Don’t wear tight, restrictive clothing: this especially applies to pants which are tight around the waist. This can make it more difficult for blood to travel back up your legs.
Maintain a reasonable weight: this is one of the best way to keep new varicose veins from forming. It can also reduce any symptoms you might be experiencing. Note that losing weight may even reduce the appearance of your existing veins.
- Lower your sodium intake: limit your use of table salt and avoid sodium-heavy processed foods such as canned soup. Excessive salt intake causes water retention and can make your swelling worse.
Elevate your legs when resting: this is a simple and effective way to reduce swelling. Simply keep your feet propped up when lying on the couch or in a recliner. When sleeping, use pillows to slightly elevate your legs.
Topical witch hazel ointment: the astringent properties of witch hazel are known to ease vein-related discomfort. Witch hazel comes in gels and creams. It’s inexpensive and can be bought at any drug store.
Butcher's broom supplements: more study is needed, but many believe that this herb is effective for swelling and other lower extremity vein symptoms. It’s available at most pharmacies in the supplements section.

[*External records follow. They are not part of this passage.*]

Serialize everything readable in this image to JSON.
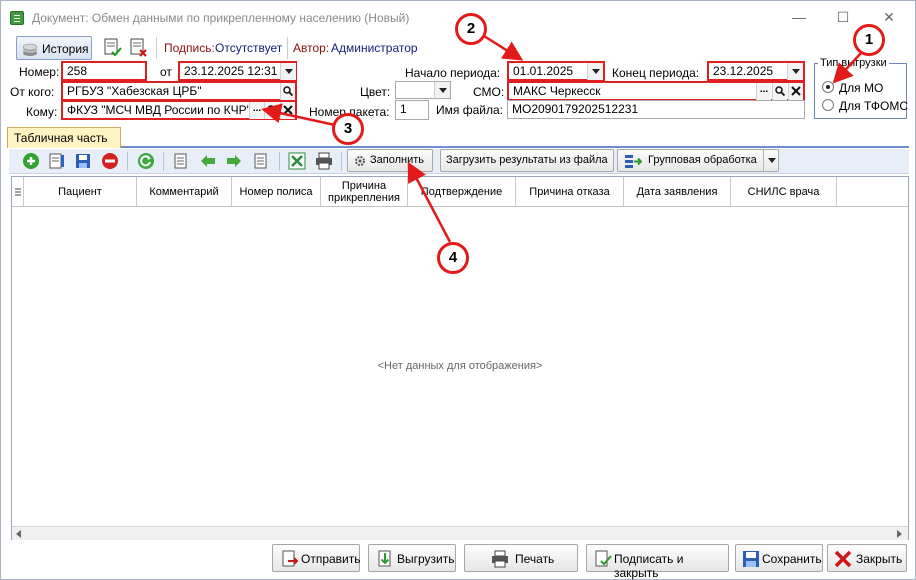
{
  "window": {
    "title": "Документ: Обмен данными по прикрепленному населению (Новый)",
    "controls": {
      "minimize": "—",
      "maximize": "☐",
      "close": "✕"
    }
  },
  "toolbar": {
    "history_label": "История",
    "signature_label": "Подпись:",
    "signature_value": "Отсутствует",
    "author_label": "Автор:",
    "author_value": "Администратор"
  },
  "form": {
    "number_label": "Номер:",
    "number_value": "258",
    "date_from_label": "от",
    "date_value": "23.12.2025 12:31",
    "from_label": "От кого:",
    "from_value": "РГБУЗ \"Хабезская ЦРБ\"",
    "to_label": "Кому:",
    "to_value": "ФКУЗ \"МСЧ МВД России по КЧР\"",
    "color_label": "Цвет:",
    "packet_label": "Номер пакета:",
    "packet_value": "1",
    "period_start_label": "Начало периода:",
    "period_start_value": "01.01.2025",
    "period_end_label": "Конец периода:",
    "period_end_value": "23.12.2025",
    "smo_label": "СМО:",
    "smo_value": "МАКС Черкесск",
    "filename_label": "Имя файла:",
    "filename_value": "MO2090179202512231",
    "ellipsis": "..."
  },
  "export_type": {
    "title": "Тип выгрузки",
    "options": [
      {
        "label": "Для МО",
        "selected": true
      },
      {
        "label": "Для ТФОМС",
        "selected": false
      }
    ]
  },
  "tab": {
    "label": "Табличная часть"
  },
  "table_toolbar": {
    "fill_label": "Заполнить",
    "load_results_label": "Загрузить результаты из файла",
    "group_processing_label": "Групповая обработка"
  },
  "grid": {
    "columns": [
      "Пациент",
      "Комментарий",
      "Номер полиса",
      "Причина прикрепления",
      "Подтверждение",
      "Причина отказа",
      "Дата заявления",
      "СНИЛС врача"
    ],
    "empty_text": "<Нет данных для отображения>"
  },
  "bottom_buttons": {
    "send": "Отправить",
    "upload": "Выгрузить",
    "print": "Печать",
    "sign_close": "Подписать и закрыть",
    "save": "Сохранить",
    "close": "Закрыть"
  },
  "callouts": [
    "1",
    "2",
    "3",
    "4"
  ],
  "colors": {
    "highlight": "#e02020",
    "tab_bg": "#fff3c4",
    "toolbar_bg": "#e8eef7"
  }
}
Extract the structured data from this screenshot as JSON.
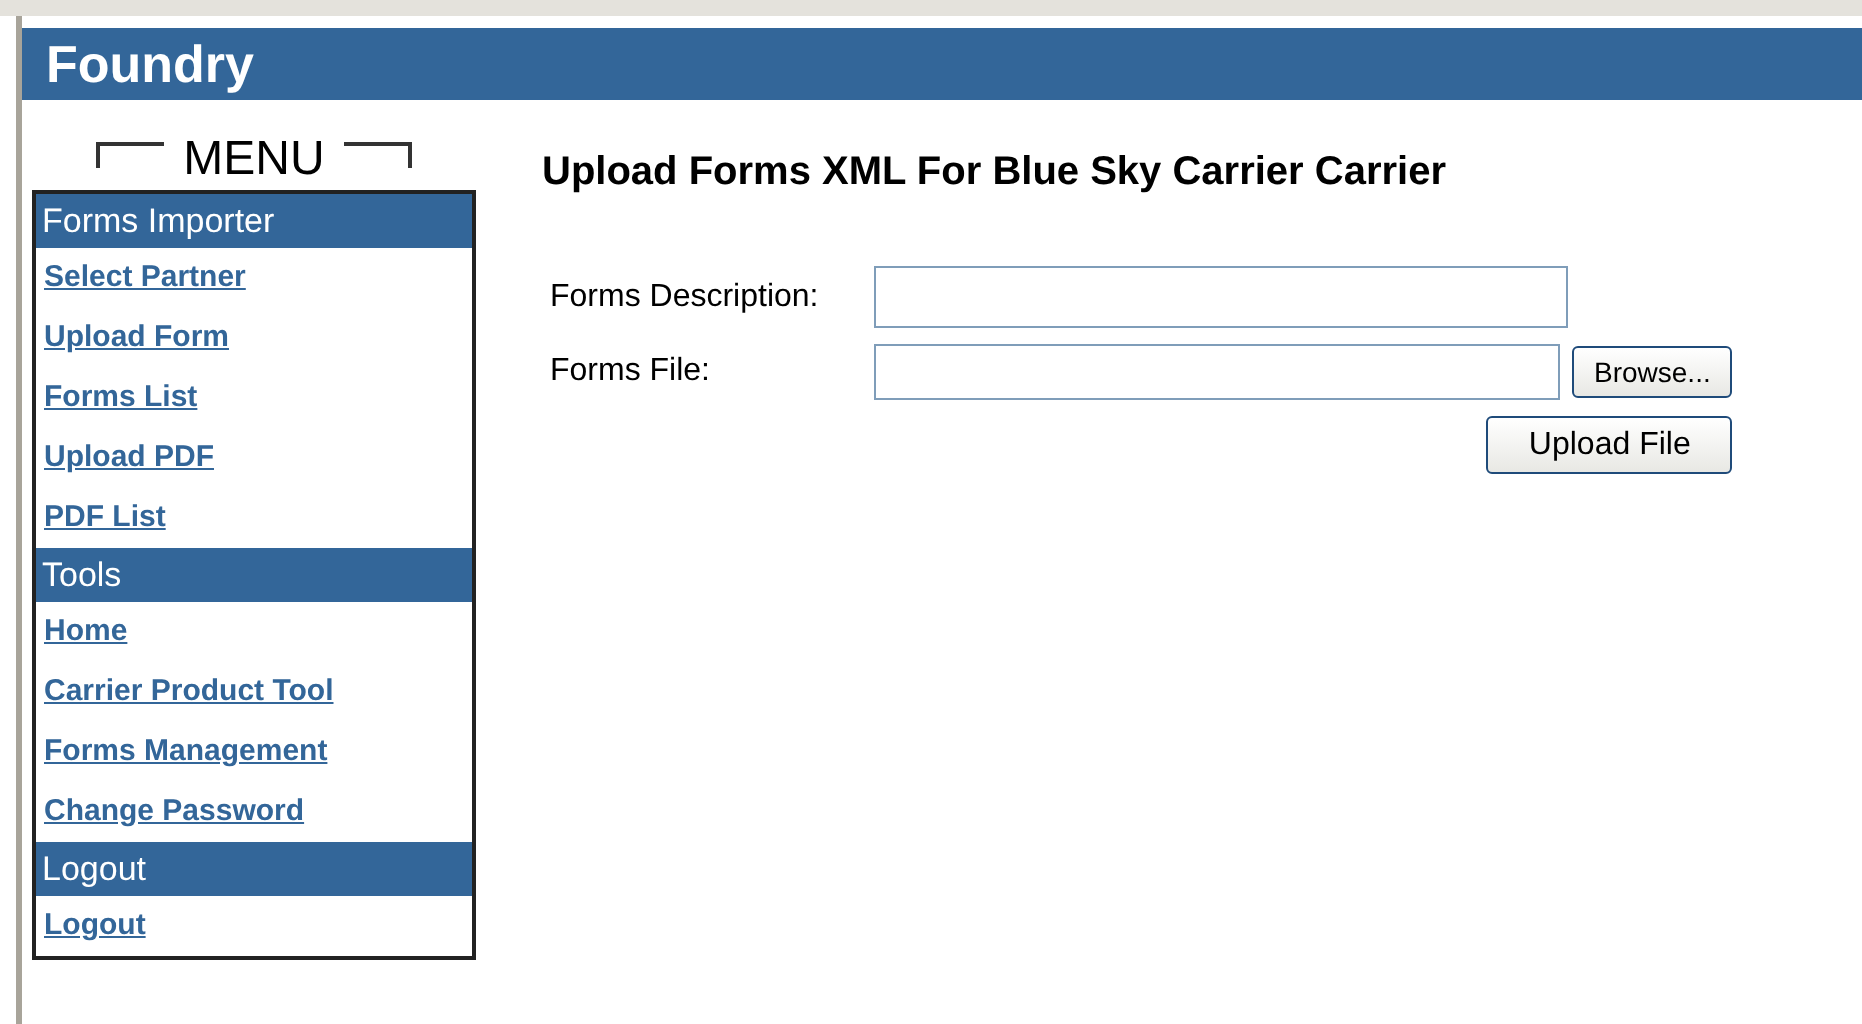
{
  "header": {
    "title": "Foundry"
  },
  "menu": {
    "title": "MENU",
    "sections": [
      {
        "heading": "Forms Importer",
        "links": [
          "Select Partner",
          "Upload Form",
          "Forms List",
          "Upload PDF",
          "PDF List"
        ]
      },
      {
        "heading": "Tools",
        "links": [
          "Home",
          "Carrier Product Tool",
          "Forms Management",
          "Change Password"
        ]
      },
      {
        "heading": "Logout",
        "links": [
          "Logout"
        ]
      }
    ]
  },
  "page": {
    "title": "Upload Forms XML For Blue Sky Carrier Carrier"
  },
  "form": {
    "fields": [
      {
        "label": "Forms Description:",
        "kind": "text"
      },
      {
        "label": "Forms File:",
        "kind": "file",
        "button": "Browse..."
      }
    ],
    "submit": "Upload File"
  }
}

Ginkgo biloba supplements: ginkgo has long been thought to improve circulation. Gotu kola and capsicum are also believed to be therapeutic.
Coenzyme Q10 supplements: this supplement has been clinically shown to the oxygenation of blood and improve circulation.
- Vitamin C: this water soluble vitamin can strengthen vein walls when taken over a period of months. It also promotes healing and acts as a mild blood thinner.
White oak bark supplements: the chemical compounds in white oak bark are believed to reduce inflammation of the vein walls. It may also tighten stretched out vein walls in some patients.
Omega 3 oils: these naturally occurring fats are one of the few very well-researched popular supplements. Regularly supplementing Omega 3s has been proven to lower bad cholesterol and reduce the risk of heart diseases. Omega 3 oils also have mild anti-inflammatory properties. When taken regularly, Omega 3s may lessen symptoms of varicose veins by reducing the inflammation associated with vein disease.